What doesn't make sense is naming it webui. I thought something like api-master-key would be more descriptive. - The flip side of it though, is that kallistec thought there would be even more trouble had that not been used. That's probably true, because my dev upgrade from 0.8.10 to 0.8.16 was transparent.
- Shouldn't knife configure -i drop a non-admin user anyways? I thought about that and realized that I would not have liked it to silently create a non-admin user and have all of attempts at uploading the cookbook fail. At this this way, it is obvious where the problem lie.
- I wasn't too happy, but at the end of the day: this is open source software and people are putting their hard work out there, and this is still bleeding edge code with lots of things subject to change. Opscode may change it in the 0.9, which makes sense considering we'd all expect lots of breaking changes in that release.

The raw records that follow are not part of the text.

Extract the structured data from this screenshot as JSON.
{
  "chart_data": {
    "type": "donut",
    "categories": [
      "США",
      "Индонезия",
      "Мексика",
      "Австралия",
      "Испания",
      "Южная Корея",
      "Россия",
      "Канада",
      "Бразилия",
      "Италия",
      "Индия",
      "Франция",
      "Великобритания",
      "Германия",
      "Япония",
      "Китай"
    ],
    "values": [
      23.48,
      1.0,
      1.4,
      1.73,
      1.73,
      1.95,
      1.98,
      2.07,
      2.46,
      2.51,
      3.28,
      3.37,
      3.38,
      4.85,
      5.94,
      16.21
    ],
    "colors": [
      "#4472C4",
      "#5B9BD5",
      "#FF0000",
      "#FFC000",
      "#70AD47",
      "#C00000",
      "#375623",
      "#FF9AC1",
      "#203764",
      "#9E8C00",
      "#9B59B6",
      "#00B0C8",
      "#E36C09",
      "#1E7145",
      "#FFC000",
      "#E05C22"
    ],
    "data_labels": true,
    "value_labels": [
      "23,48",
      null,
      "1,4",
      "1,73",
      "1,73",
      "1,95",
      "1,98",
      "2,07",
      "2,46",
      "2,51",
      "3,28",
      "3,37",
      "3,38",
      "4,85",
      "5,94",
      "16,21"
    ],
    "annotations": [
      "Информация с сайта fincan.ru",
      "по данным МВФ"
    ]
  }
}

- Also, the only reason I even came across this was because I was (wait for it...) using a non-standard installation of knife. I wanted knife configured on my dev box used to control deployment against the lab site, so I didn't see a point in configuring knife on the server. The knife configure -i, when run on the chef-server and taken with default, would have just worked.

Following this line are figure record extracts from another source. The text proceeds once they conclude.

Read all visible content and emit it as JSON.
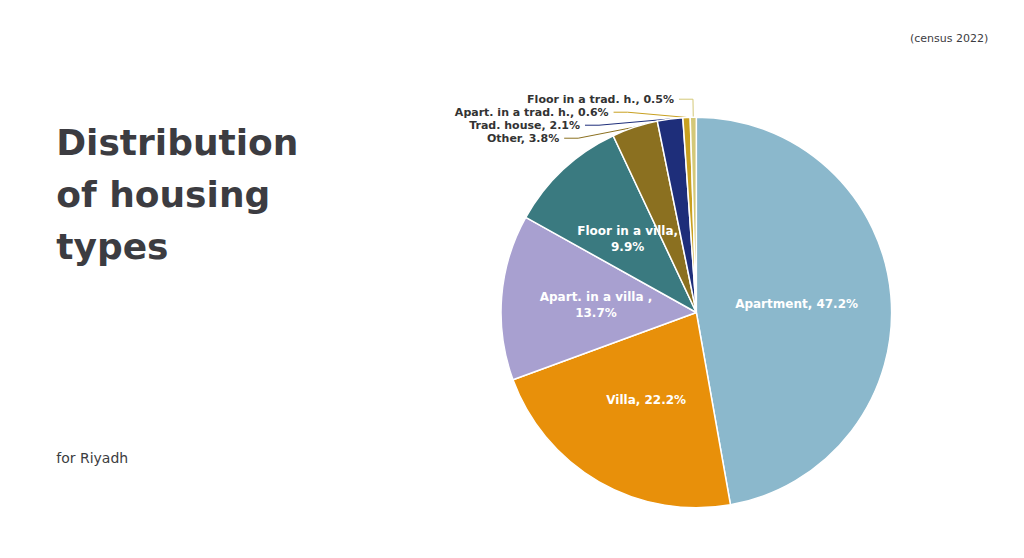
{
  "chart_data": {
    "type": "pie",
    "title": "Distribution\nof housing\ntypes",
    "subtitle": "for Riyadh",
    "annotations": [
      "(census 2022)"
    ],
    "categories": [
      "Apartment, 47.2%",
      "Villa, 22.2%",
      "Apart. in a villa ,\n13.7%",
      "Floor in a villa,\n9.9%",
      "Other, 3.8%",
      "Trad. house, 2.1%",
      "Apart. in a trad. h., 0.6%",
      "Floor in a trad. h., 0.5%"
    ],
    "values": [
      47.2,
      22.2,
      13.7,
      9.9,
      3.8,
      2.1,
      0.6,
      0.5
    ],
    "colors": [
      "#8BB8CC",
      "#E8900A",
      "#A8A0D0",
      "#3A7A80",
      "#8B7020",
      "#1E2E7A",
      "#C8A020",
      "#D4C878"
    ],
    "legend": false
  }
}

So I ended up with this kludge:
$ knife configure -i
Overwrite /home/hhh/.chef/knife.rb? (Y/N) Y
Your chef server URL? [http://localhost:4000] http://chef-server.lab:4000
Select a user name for your new client: [hhh] hosh
Your existing admin client user name? [chef-webui]
The location of your existing admin key? [/etc/chef/webui.pem] /home/hhh/.chef/api-master-key.pem
Your validation client user name? [chef-validator]
The location of your validation key? [/etc/chef/validation.pem] /home/hhh/.chef/lab.validation.pem
Path to a chef repository (or leave blank)?
WARN: Creating initial API user...
INFO: Created (or updated) client[hosh]
WARN: Configuration file written to /home/hhh/.chef/knife.rb
I had more unrelated trouble, such as not configuring /etc/hosts right and ended up having to enter this stuff three or four time. Maybe when I have time, I'll hack up something that lets you take an existing configuration and create a new admin key without having to type all of the above again. Scratch that itch. (And get off my lawn!)